I am puzzled by Potter's claim that Skolem arithmetic (just multiplication over the naturals) is finitely axiomatizable. Cegielski (1981) firmly asserts otherwise.

This is a superb book, but it has a very specific audience. It is a careful, systematic, investigation of the extent to which the methods of set theory can be used to address philosophical questions. So the audience needs to both be comfortable with the formal presentation of mathematical theories, and to know the issues in the philosophy of mathematics. If you lack the philosophical part, you'll wonder why Potter doesn't just use ZF, and why he keeps being drawn off into various topics along the way. If you lack the mathematical part, you'll find the book hard to understand, although it is extremely systematic. (If you don't know what ZF is, for example, I'd advise starting with some other book.)

Having said that, Potter goes out of his way to present matters clearly and explicitly. Readers who don't exactly fit the audience will learn an enormous amount from this book. Moreover, it is so clear and authoritative, and covers so much ground, that it deserves to be in the canon. It ought to displace Quine's Set Theory and its Logic, for example.

ZU is Potter's set theory (76). It is spare, and very powerful. I believe Potter is trying to capture as much as he can of Frege's original view of sets as logical objects, although he doesn't say this. ZU allows flocks of doves and packs of wolves to be sets, just as it intuitively ought to, but it can also capture the real and transfinite numbers. The book divides into four parts. First, there is the presentation of ZU and its properties. Then we get the usual development of the real numbers. The third section deals with ordinals and cardinals, and a fourth section the axiom of choice and the continuum hypothesis.

What sets the book apart, though, is its constant return to the history of its subject and the philosophical issues that have been embroiled in it up to the present. You can look through the book at any issue that interests you - Russell's paradox, non-standard analysis, whether there is some deeper notion of a collection underlying set-theory - and Potter always gives a clear explanation and has something interesting to say about it. With graduate students of sufficient ability, the book would make for a really worthwhile graduate level course in philosophy.

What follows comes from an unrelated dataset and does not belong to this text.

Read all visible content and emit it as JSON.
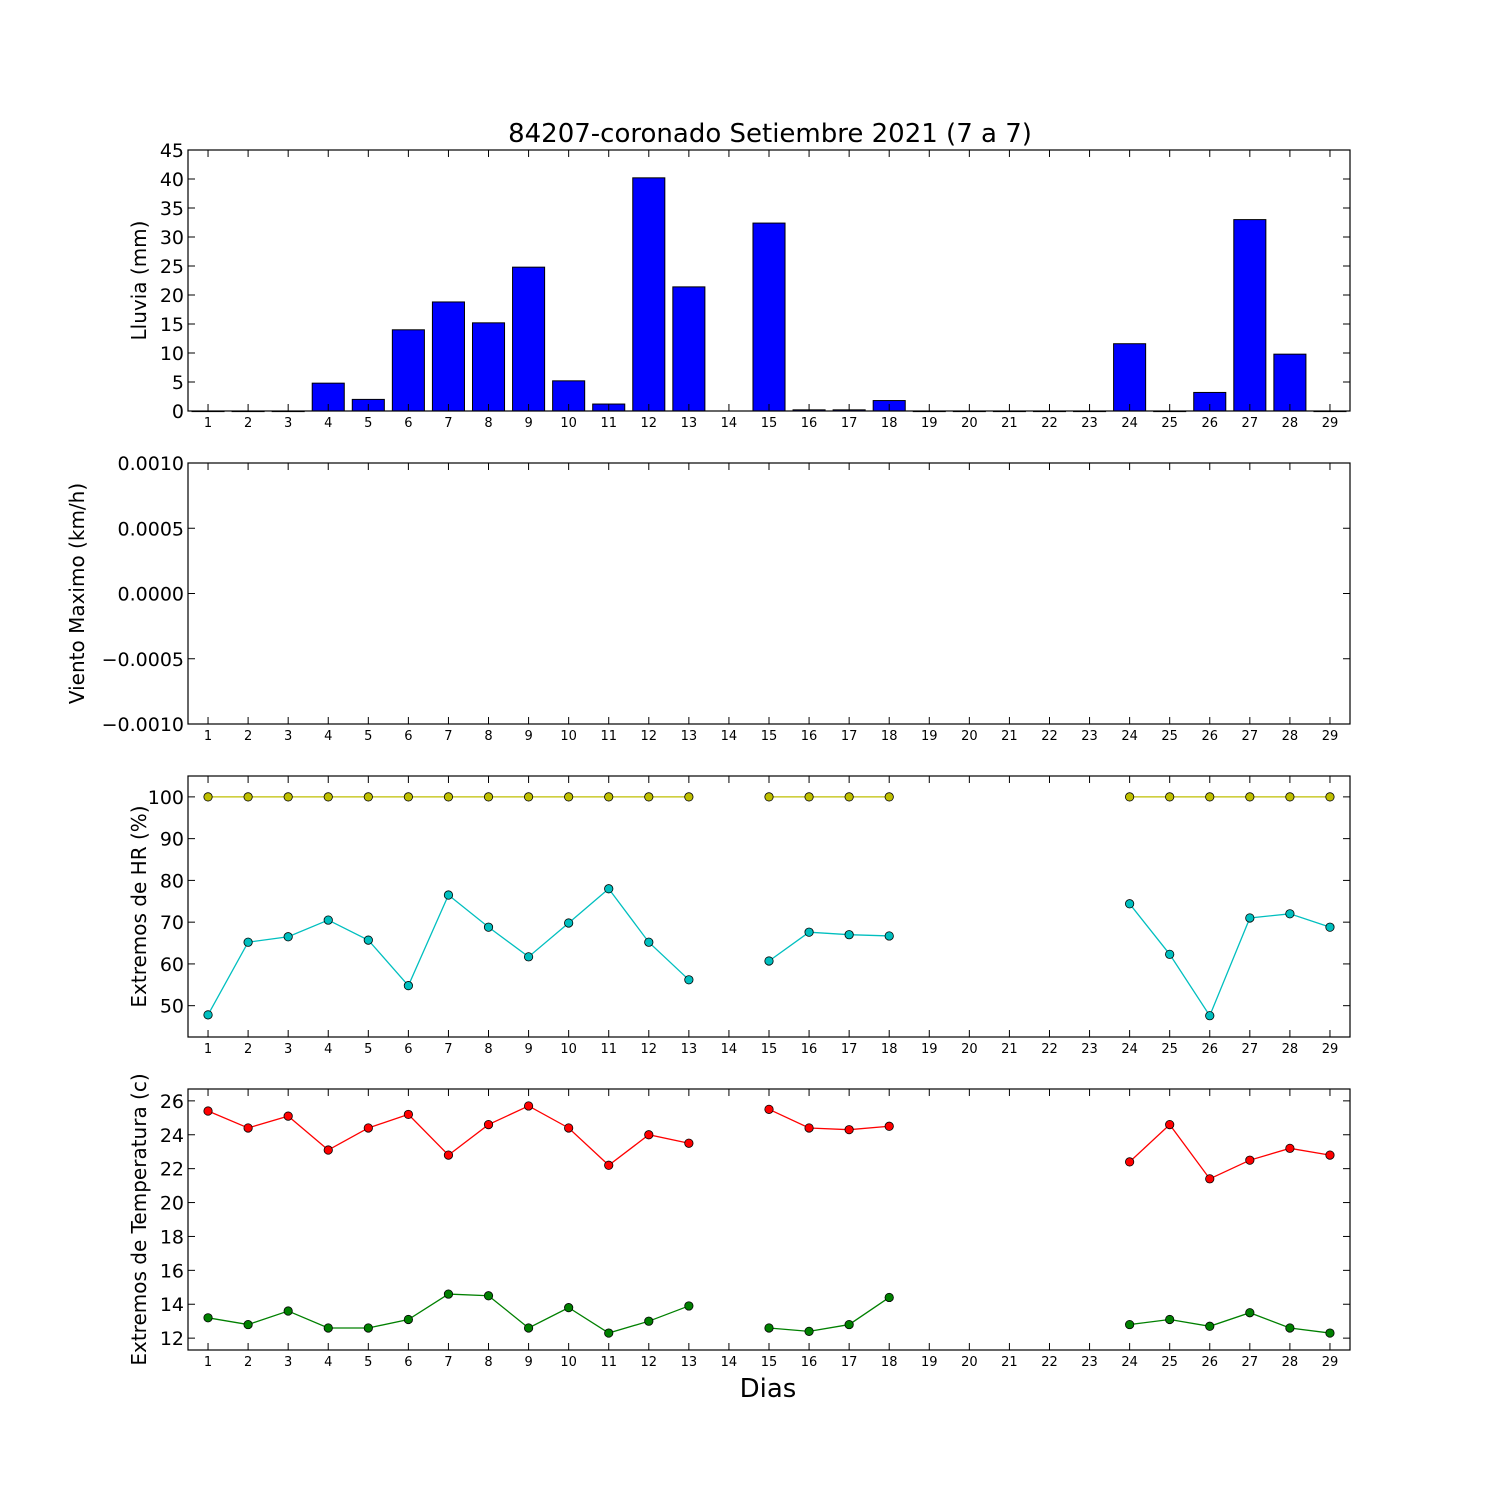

When I'd finished reading it, I wanted to read it again.

I have dropped the book after in(digesting) chapter 3 on hierarchies which amount, via Potter's cryptic style, to a hierarchy of horrors... One has almost to rewrite this chapter i.e. annotate every paragraph...

I finally turned to Suppes's "Axiomatic set theory", which is a little better, although... (see my review).

Why is it that Set Theory seems to count very few true didactically-talented authors of the caliber of Gauss, Hardy, Apostol, Tarski, Coxeter, Courant, Kline, Greenberg (though I don't share his enthousiasm for Potter's book), Russell (except for the Principia, the crowning example of unreadable masterpiece), Quine, Smullyan... ?

I might return to that book, one day, and try once more to overcome its repulsive aspects.